Ofcom has launched a consultation to decide which operator, or operators, should be given the responsibility for delivering the government’s broadband Universal Service Obligation (USO).
Commercial and government-funded rollouts of superfast broadband mean that 95 per cent of the UK population now has access to fibre services, however there is a recognition that some homes and businesses are at risk of being left behind.
Under the terms of the USO, anyone in the UK will be able to legally demand a ‘decent’ standard of broadband from 2020. The USO will initially define this as a 10Mbps service, although its possible that this could be increased in the future.
Ofcom says it is looking to deliver the USO as quickly as possible so that consumers and businesses benefit as soon as possible and to ensure that costs are minimised.
This latest consultation will look to see which company should be the ‘designated provider’ and whether they are capable of delivering services that meet the specifications of the USO.

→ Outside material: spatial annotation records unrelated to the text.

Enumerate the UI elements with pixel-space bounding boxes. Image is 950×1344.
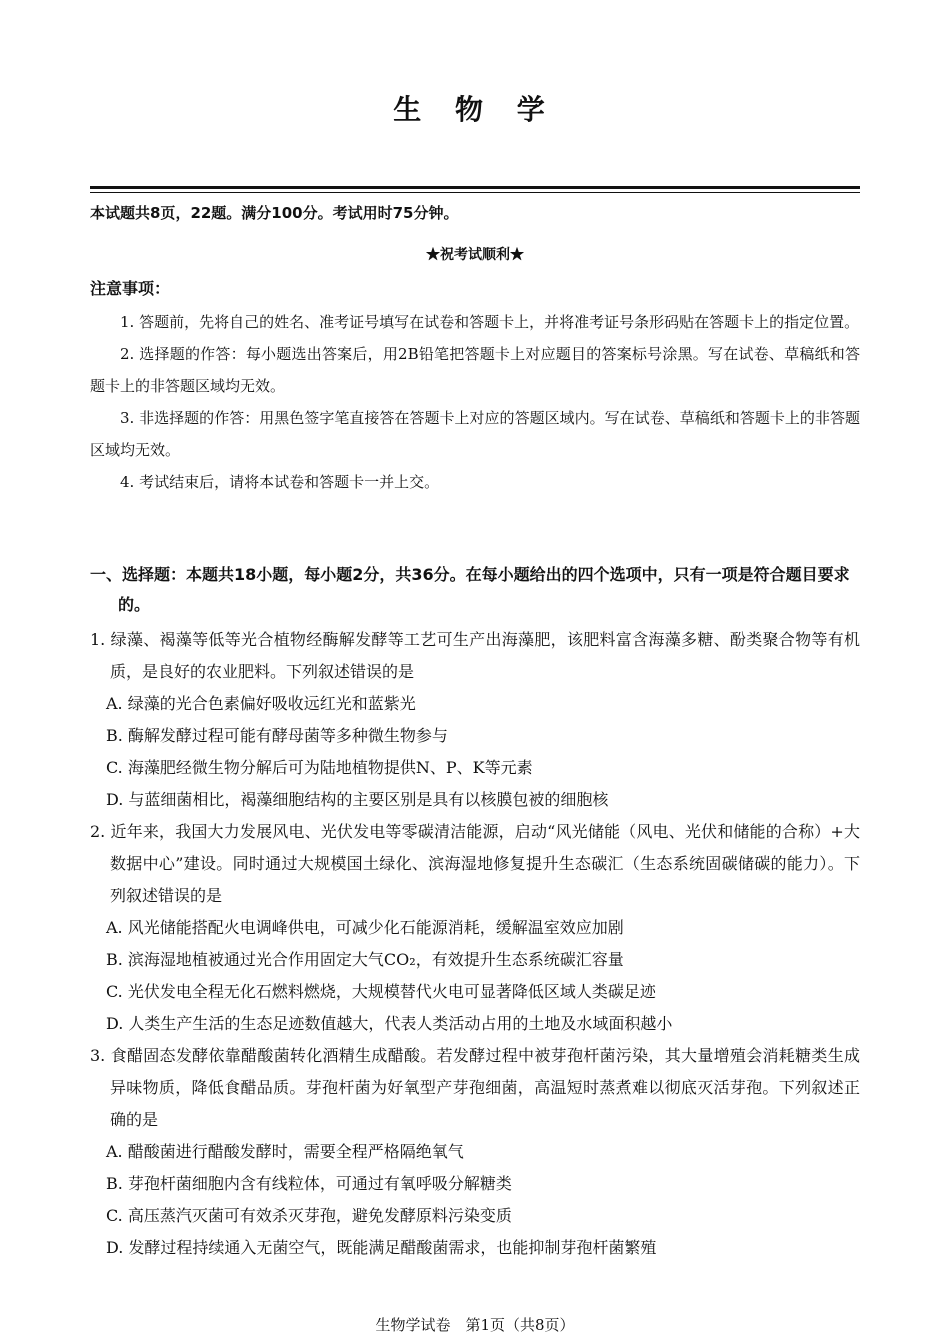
page-footer: 生物学试卷 第1页（共8页） — [375, 1316, 575, 1334]
question-list — [90, 624, 860, 1264]
notice-heading: 注意事项： — [90, 279, 171, 298]
option-c: C. 高压蒸汽灭菌可有效杀灭芽孢，避免发酵原料污染变质 — [106, 1206, 512, 1225]
question-1 — [90, 624, 860, 816]
option-a: A. 绿藻的光合色素偏好吸收远红光和蓝紫光 — [106, 694, 416, 713]
option-b: B. 芽孢杆菌细胞内含有线粒体，可通过有氧呼吸分解糖类 — [106, 1174, 512, 1193]
exam-info: 本试题共8页，22题。满分100分。考试用时75分钟。 — [90, 204, 459, 222]
notice-item: 2. 选择题的作答：每小题选出答案后，用2B铅笔把答题卡上对应题目的答案标号涂黑。写在试卷、草稿纸和答题卡上的非答题区域均无效。 — [90, 345, 860, 395]
notice-item: 4. 考试结束后，请将本试卷和答题卡一并上交。 — [120, 473, 440, 491]
question-2 — [90, 816, 860, 1040]
option-c: C. 海藻肥经微生物分解后可为陆地植物提供N、P、K等元素 — [106, 758, 533, 777]
option-d: D. 发酵过程持续通入无菌空气，既能满足醋酸菌需求，也能抑制芽孢杆菌繁殖 — [106, 1238, 657, 1257]
header-rule-thin — [90, 192, 860, 193]
question-stem: 1. 绿藻、褐藻等低等光合植物经酶解发酵等工艺可生产出海藻肥，该肥料富含海藻多糖、酚类聚合物等有机质，是良好的农业肥料。下列叙述错误的是 — [90, 630, 860, 681]
page-title: 生 物 学 — [393, 93, 557, 126]
option-c: C. 光伏发电全程无化石燃料燃烧，大规模替代火电可显著降低区域人类碳足迹 — [106, 982, 656, 1001]
option-d: D. 与蓝细菌相比，褐藻细胞结构的主要区别是具有以核膜包被的细胞核 — [106, 790, 609, 809]
option-a: A. 风光储能搭配火电调峰供电，可减少化石能源消耗，缓解温室效应加剧 — [106, 918, 624, 937]
question-stem: 3. 食醋固态发酵依靠醋酸菌转化酒精生成醋酸。若发酵过程中被芽孢杆菌污染，其大量增殖会消耗糖类生成异味物质，降低食醋品质。芽孢杆菌为好氧型产芽孢细菌，高温短时蒸煮难以彻底灭活芽孢。下列叙述正确的是 — [90, 1046, 860, 1129]
option-b: B. 酶解发酵过程可能有酵母菌等多种微生物参与 — [106, 726, 448, 745]
header-rule-thick — [90, 186, 860, 189]
option-b: B. 滨海湿地植被通过光合作用固定大气CO₂，有效提升生态系统碳汇容量 — [106, 950, 624, 969]
option-d: D. 人类生产生活的生态足迹数值越大，代表人类活动占用的土地及水域面积越小 — [106, 1014, 673, 1033]
section-heading: 一、选择题：本题共18小题，每小题2分，共36分。在每小题给出的四个选项中，只有一项是符合题目要求的。 — [90, 565, 850, 614]
notice-item: 3. 非选择题的作答：用黑色签字笔直接答在答题卡上对应的答题区域内。写在试卷、草稿纸和答题卡上的非答题区域均无效。 — [90, 409, 860, 459]
question-3 — [90, 1040, 860, 1264]
option-a: A. 醋酸菌进行醋酸发酵时，需要全程严格隔绝氧气 — [106, 1142, 464, 1161]
notice-item: 1. 答题前，先将自己的姓名、准考证号填写在试卷和答题卡上，并将准考证号条形码贴在答题卡上的指定位置。 — [120, 313, 860, 331]
question-stem: 2. 近年来，我国大力发展风电、光伏发电等零碳清洁能源，启动“风光储能（风电、光伏和储能的合称）+大数据中心”建设。同时通过大规模国土绿化、滨海湿地修复提升生态碳汇（生态系统固碳储碳的能力）。下列叙述错误的是 — [90, 822, 860, 905]
exam-wish: ★祝考试顺利★ — [426, 247, 524, 263]
notice-list — [90, 306, 860, 498]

Unsurprisingly, BT is one of the providers to throw its hat in the ring. Openreach won the lion’s share of the public funding available from the Broadband Delivery UK (BDUK) initiative for superfast broadband rollout and had offered to fund and build 10Mbps broadband for everyone in the UK in place of the USO. This proposal was rejected by the government last year.
Hull-based ISP KCOM has also expressed an interest, as has Fibre to the Premise (FTTP) network firm Hyperoptic.
Lesser known names include Broadway Partners, which looks to deliver fixed wireless access (FWA) broadband using 5GHz spectrum and TV White Space, and Quickline Communications, which delivers services using a combination of fibre and FWA.
The interest of smaller and regional firms suggests there is hope that Ofcom will decide on multiple providers, with each responsible for delivery in a certain part of the UK.